L’année 2026 risque de poser de véritables défis fiscaux à de nombreux propriétaires en France. Au cœur des préoccupations, des augmentations des prélèvements liés à la taxe foncière et à la taxe d’habitation alourdissent le fardeau financier des ménages. Estimé à 38 millions, le nombre de personnes impactées pourrait faire face à une hausse notable, tandis que les détenteurs de résidences secondaires se verront soumis à une surtaxe encore plus conséquente. Entre ajustements provoqués par l’inflation et nouvelles taxes, une double majoration de la taxe foncière semble inévitable, rapporte TopTribune.
La taxe foncière face à l’inflation
Actuellement, 57,4 % des foyers français possèdent leur logement, une situation qui offrait jusqu’à présent une certaine stabilité financière. Toutefois, cet équilibre est en train de se dégrader. La taxe foncière continue d’augmenter. Indexée sur le taux d’inflation, elle devrait être revalorisée d’au moins 0,8 % en 2026, en s’appuyant sur le taux d’inflation d’octobre 2025 fourni par l’Insee.
Selon des sources, le montant moyen de ce prélèvement pourrait atteindre environ 1 100 € par propriété. Ce mécanisme d’indexation constitue un élément clé des ajustements fiscaux et illustre la relation systématique entre l’inflation et les obligations des propriétaires. À cela s’ajoutent d’autres prélèvements, incluant la taxe Gemapi, qui compliquent encore la situation.
L’essor de la taxe Gemapi
La taxe Gemapi, qui signifie « Gestion des milieux aquatiques et de la prévention des inondations », connaît une montée en puissance. En 2017, seulement 2 % des communes l’appliquaient dans leurs prélèvements, mais ce chiffre a grimpé à 79 % en 2024, selon l’Union nationale des propriétaires immobiliers (UNPI). Conçue principalement pour financer des infrastructures de prévention contre les inondations, cette taxe reste facultative, mais son adoption généralisée indique une pression croissante sur les budgets municipaux et nationaux.
Le plafond actuel de cette taxe, fixé à 40 € par habitant, pourrait être rehaussé à 50 €, représentant une augmentation de 25 %, comme stipulé dans le projet de loi de finances pour 2026. Un amendement gouvernemental, potentiellement imposé par l’article 49.3 de la Constitution, pourrait rendre cette augmentation effective, posant ainsi de nouveaux défis aux conseils municipaux et aux contribuables.
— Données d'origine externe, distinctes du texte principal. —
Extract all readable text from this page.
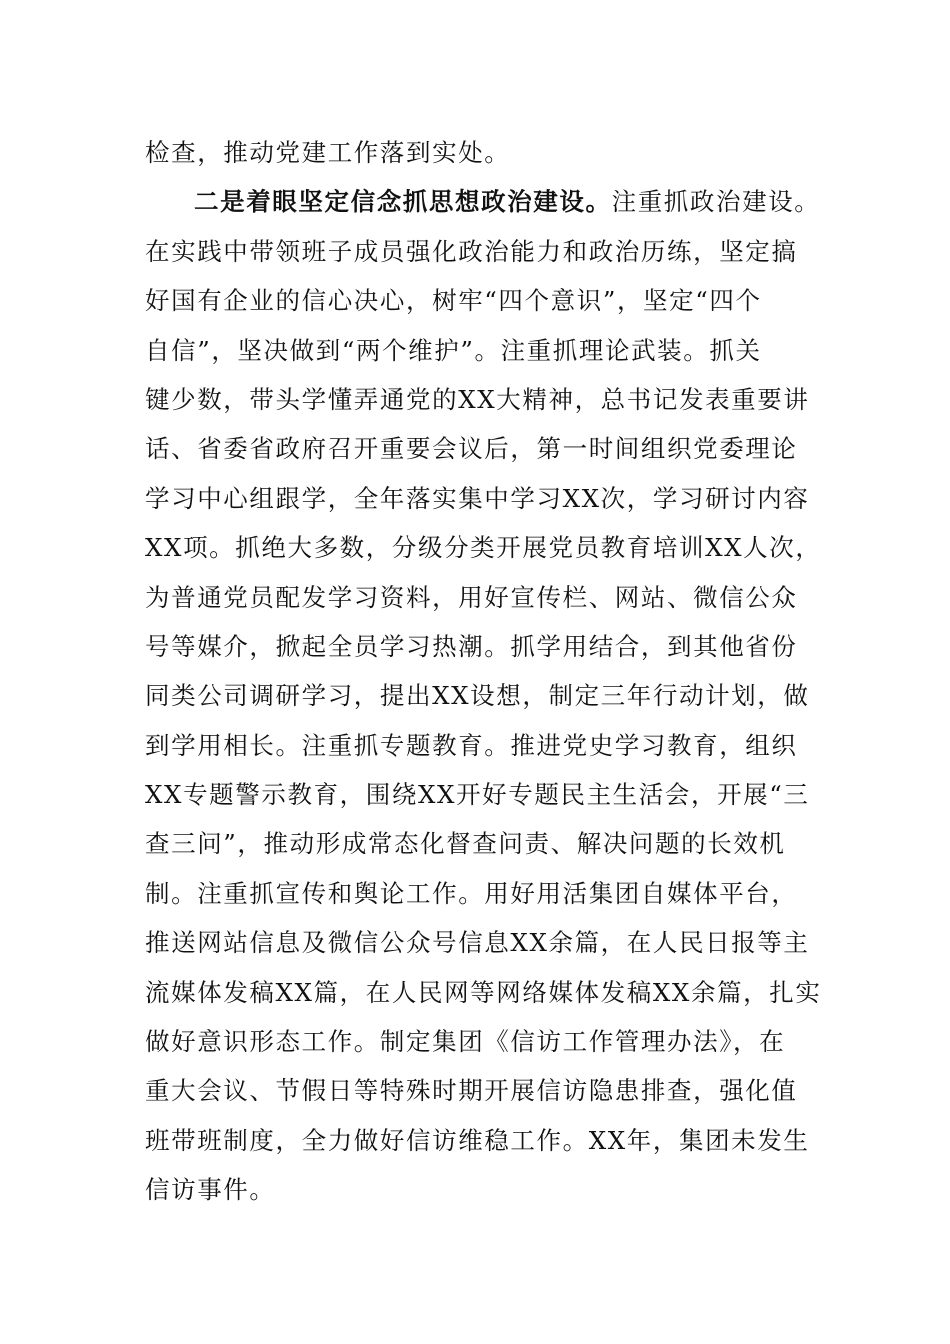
检查，推动党建工作落到实处。
二是着眼坚定信念抓思想政治建设。注重抓政治建设。
在实践中带领班子成员强化政治能力和政治历练，坚定搞
好国有企业的信心决心，树牢“四个意识”，坚定“四个
自信”，坚决做到“两个维护”。注重抓理论武装。抓关
键少数，带头学懂弄通党的XX大精神，总书记发表重要讲
话、省委省政府召开重要会议后，第一时间组织党委理论
学习中心组跟学，全年落实集中学习XX次，学习研讨内容
XX项。抓绝大多数，分级分类开展党员教育培训XX人次，
为普通党员配发学习资料，用好宣传栏、网站、微信公众
号等媒介，掀起全员学习热潮。抓学用结合，到其他省份
同类公司调研学习，提出XX设想，制定三年行动计划，做
到学用相长。注重抓专题教育。推进党史学习教育，组织
XX专题警示教育，围绕XX开好专题民主生活会，开展“三
查三问”，推动形成常态化督查问责、解决问题的长效机
制。注重抓宣传和舆论工作。用好用活集团自媒体平台，
推送网站信息及微信公众号信息XX余篇，在人民日报等主
流媒体发稿XX篇，在人民网等网络媒体发稿XX余篇，扎实
做好意识形态工作。制定集团《信访工作管理办法》，在
重大会议、节假日等特殊时期开展信访隐患排查，强化值
班带班制度，全力做好信访维稳工作。XX年，集团未发生
信访事件。
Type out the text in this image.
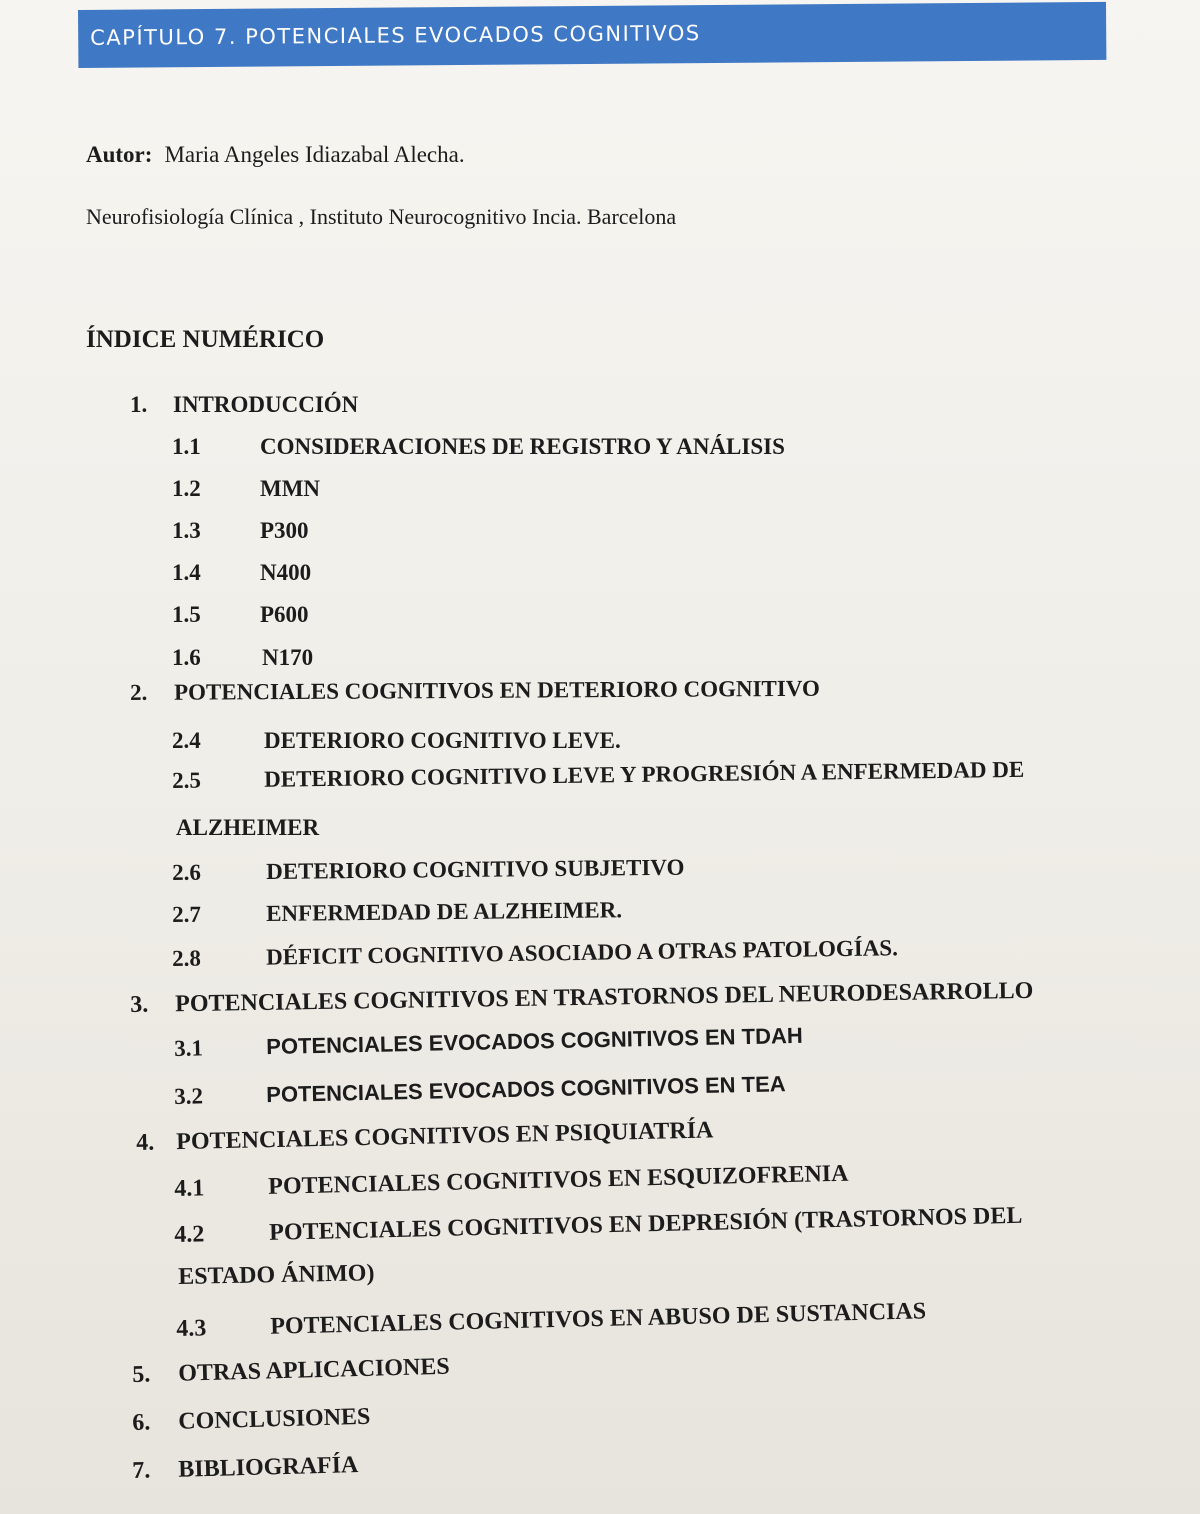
CAPÍTULO 7. POTENCIALES EVOCADOS COGNITIVOS
Autor: Maria Angeles Idiazabal Alecha.
Neurofisiología Clínica , Instituto Neurocognitivo Incia. Barcelona
ÍNDICE NUMÉRICO
1. INTRODUCCIÓN
1.1	CONSIDERACIONES DE REGISTRO Y ANÁLISIS
1.2	MMN
1.3	P300
1.4	N400
1.5	P600
1.6	N170
2. POTENCIALES COGNITIVOS EN DETERIORO COGNITIVO
2.4	DETERIORO COGNITIVO LEVE.
2.5	DETERIORO COGNITIVO LEVE Y PROGRESIÓN A ENFERMEDAD DE
ALZHEIMER
2.6	DETERIORO COGNITIVO SUBJETIVO
2.7	ENFERMEDAD DE ALZHEIMER.
2.8	DÉFICIT COGNITIVO ASOCIADO A OTRAS PATOLOGÍAS.
3. POTENCIALES COGNITIVOS EN TRASTORNOS DEL NEURODESARROLLO
3.1	POTENCIALES EVOCADOS COGNITIVOS EN TDAH
3.2	POTENCIALES EVOCADOS COGNITIVOS EN TEA
4. POTENCIALES COGNITIVOS EN PSIQUIATRÍA
4.1	POTENCIALES COGNITIVOS EN ESQUIZOFRENIA
4.2	POTENCIALES COGNITIVOS EN DEPRESIÓN (TRASTORNOS DEL
ESTADO ÁNIMO)
4.3	POTENCIALES COGNITIVOS EN ABUSO DE SUSTANCIAS
5. OTRAS APLICACIONES
6. CONCLUSIONES
7. BIBLIOGRAFÍA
Impact sur les contribuables
Face aux impératifs de financement d’infrastructures critiques, le gouvernement justifie la création de cette taxe par la nécessité d’adaptation au recul du littoral, qui affecte environ un cinquième de la côte française. D’après les autorités, cette initiative doit renforcer la résilience côtière et faciliter la construction de digues et de bassins de retenue. Cependant, cette double augmentation de taxe, mise en œuvre sans discernement évident, laisse les propriétaires plus perplexes que jamais.
Le Premier ministre Sébastien Lecornu ainsi que la ministre de l’Action et des Comptes publics Amélie de Montchalin ont confirmé que les notifications de revalorisation seront envoyées aux propriétaires dès juin 2026, avec de nouveaux avis qui suivront à l’automne. L’annonce réalisée le 19 novembre 2025 a provoqué un véritable « Tollé général ! », et un élu du centre de la France a exprimé ses inquiétudes quant aux conséquences de ces ajustements fiscaux en période électorale.